0.000000 Reporter::ERROR no such index (Cluster::nodes[Intel::p$descr]) /opt/bro/share/bro/base/frameworks/intel/./cluster.bro, line 35
0.000000 Reporter::ERROR no such index (Cluster::nodes[Intel::p$descr]) /opt/bro/share/bro/base/frameworks/intel/./cluster.bro, line 35
0.000000 Reporter::ERROR no such index (Cluster::nodes[Intel::p$descr]) /opt/bro/share/bro/base/frameworks/intel/./cluster.bro, line 35
0.000000 Reporter::ERROR no such index (Cluster::nodes[Intel::p$descr]) /opt/bro/share/bro/base/frameworks/intel/./cluster.bro, line 35
So I commented out that section just for grins, and it still crashes.
[mclemons@bromaster-kcc:~/logs/current ] $ tail -f reporter.log
1489101446.599386 Reporter::INFO processing continued (empty)
1489101446.582511 Reporter::INFO processing continued (empty)
1489101446.565019 Reporter::INFO processing suspended (empty)
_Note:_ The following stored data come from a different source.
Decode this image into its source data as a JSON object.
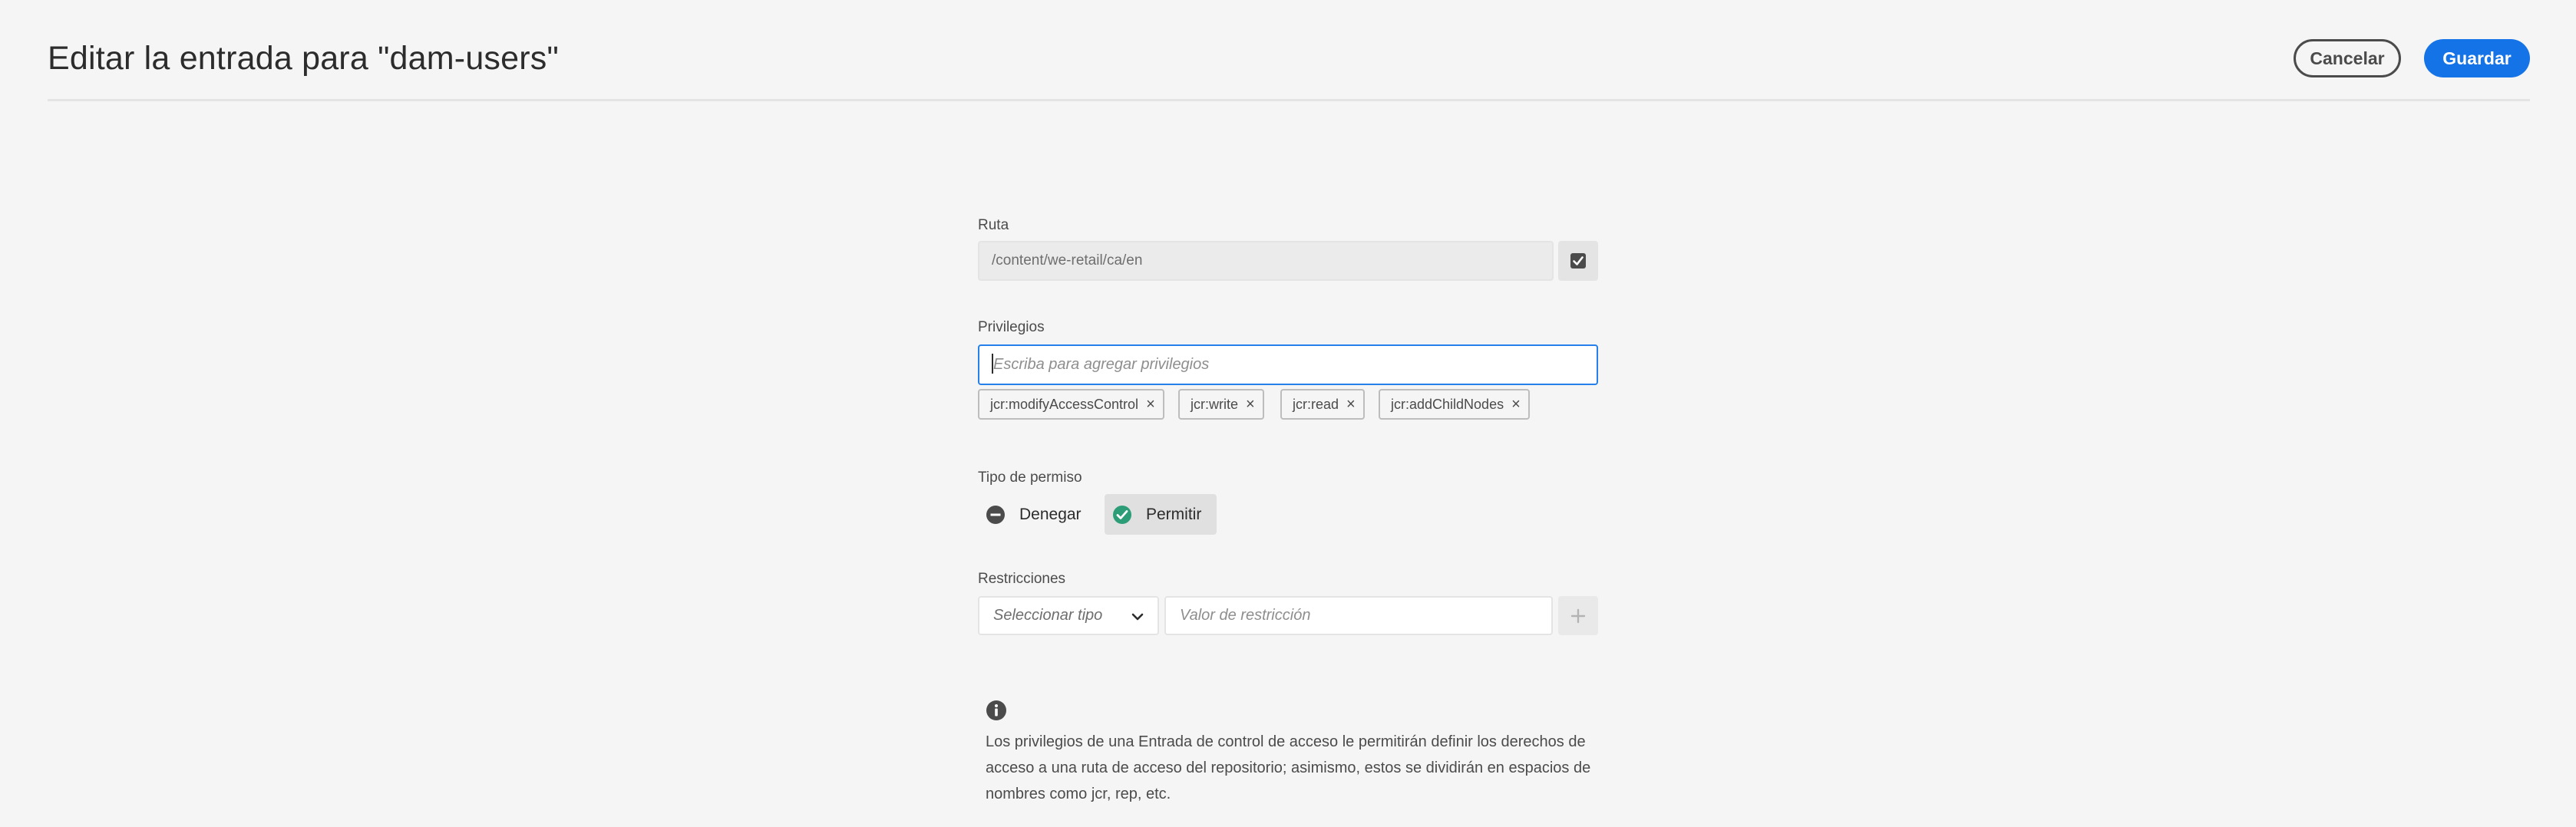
{
  "header": {
    "title": "Editar la entrada para \"dam-users\"",
    "cancel_label": "Cancelar",
    "save_label": "Guardar"
  },
  "path": {
    "label": "Ruta",
    "value": "/content/we-retail/ca/en",
    "checkbox_checked": true
  },
  "privileges": {
    "label": "Privilegios",
    "placeholder": "Escriba para agregar privilegios",
    "tags": [
      "jcr:modifyAccessControl",
      "jcr:write",
      "jcr:read",
      "jcr:addChildNodes"
    ],
    "remove_icon": "close-icon"
  },
  "permission": {
    "label": "Tipo de permiso",
    "deny_label": "Denegar",
    "allow_label": "Permitir",
    "selected": "Permitir",
    "allow_color": "#2d9d78"
  },
  "restrictions": {
    "label": "Restricciones",
    "type_placeholder": "Seleccionar tipo",
    "value_placeholder": "Valor de restricción"
  },
  "info": {
    "icon": "info-icon",
    "text": "Los privilegios de una Entrada de control de acceso le permitirán definir los derechos de acceso a una ruta de acceso del repositorio; asimismo, estos se dividirán en espacios de nombres como jcr, rep, etc."
  },
  "colors": {
    "accent": "#1473e6",
    "focus_border": "#2680eb",
    "background": "#f5f5f5"
  }
}
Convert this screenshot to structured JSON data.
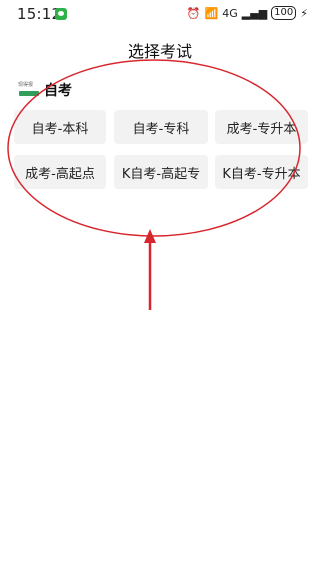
{
  "status_bar": {
    "time": "15:12",
    "network": "4G",
    "battery": "100"
  },
  "header": {
    "title": "选择考试"
  },
  "section": {
    "logo_text": "现得报",
    "title": "自考"
  },
  "exam_options": [
    {
      "label": "自考-本科"
    },
    {
      "label": "自考-专科"
    },
    {
      "label": "成考-专升本"
    },
    {
      "label": "成考-高起点"
    },
    {
      "label": "K自考-高起专"
    },
    {
      "label": "K自考-专升本"
    }
  ],
  "annotation": {
    "color": "#d7262d"
  }
}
1489101446.565019 Reporter::INFO processing continued (empty)
1489101446.637924 Reporter::INFO processing suspended (empty)
1489101446.637924 Reporter::INFO processing continued (empty)
1489101446.728349 Reporter::INFO processing continued (empty)
1489101446.681030 Reporter::INFO processing continued (empty)
1489101446.751914 Reporter::INFO processing continued (empty)
1489101446.755815 Reporter::INFO processing continued (empty)
0.000000 Reporter::INFO received termination signal (empty)
#close 2017-03-09-23-19-16
Child died in the communication.log.
And a segfault:
2017-03-09T18:34:06.409225+00:00 HOSTNAME kernel: bro[60506]: segfault at 0 ip 00000000005fcf8d sp 00007fffaf9d2f40 error 6 in bro[400000+624000]
Just wanted to give an update to show how crazy this has been.
The segfaults made me think “memory issue”, so i ran memtest on the system. It has a lot of mems so this took many hours to complete, and with 0 errors. Pulled power on the system and upon boot, everything came up fine with a limited set of workers. I added all 200+ worker processes back in, and now it’s running like a champ again.
The only other thing that it could have been was a power outage on one of the 10 gig worker boxes. It kept blipping and coming back up. Bro cron was starting processes, and then that worker system was crashing due to lack of power. This could have caused the manager to fail. But i can’t really tell what the root cause was.
Thanks for the responses.
Ah.. I dropped the ball on this, sorry.
That's really interesting that a full restart fixed things. One thing I was thinking could have caused it was a stray/hung bro process somehow still listening on the port, but that usually shows up as a much more explicit issue in the logs.
It may be possible to use gdb to see where this is in the bro binary:
2017-03-09T18:34:06.409225+00:00 HOSTNAME kernel: bro[60506]: segfault at 0 ip 00000000005fcf8d sp 00007fffaf9d2f40 error 6 in bro[400000+624000]
I'm not sure if the usual method would work, but you can try
gdb `which bro`
and then at the (gdb) prompt, see if
info symbol 0x00000000005fcf8d
info symbol 0x00007fffaf9d2f40
show anything useful. There may be a more correct command to get gdb to tell you where in the bro binary the segfault occurred.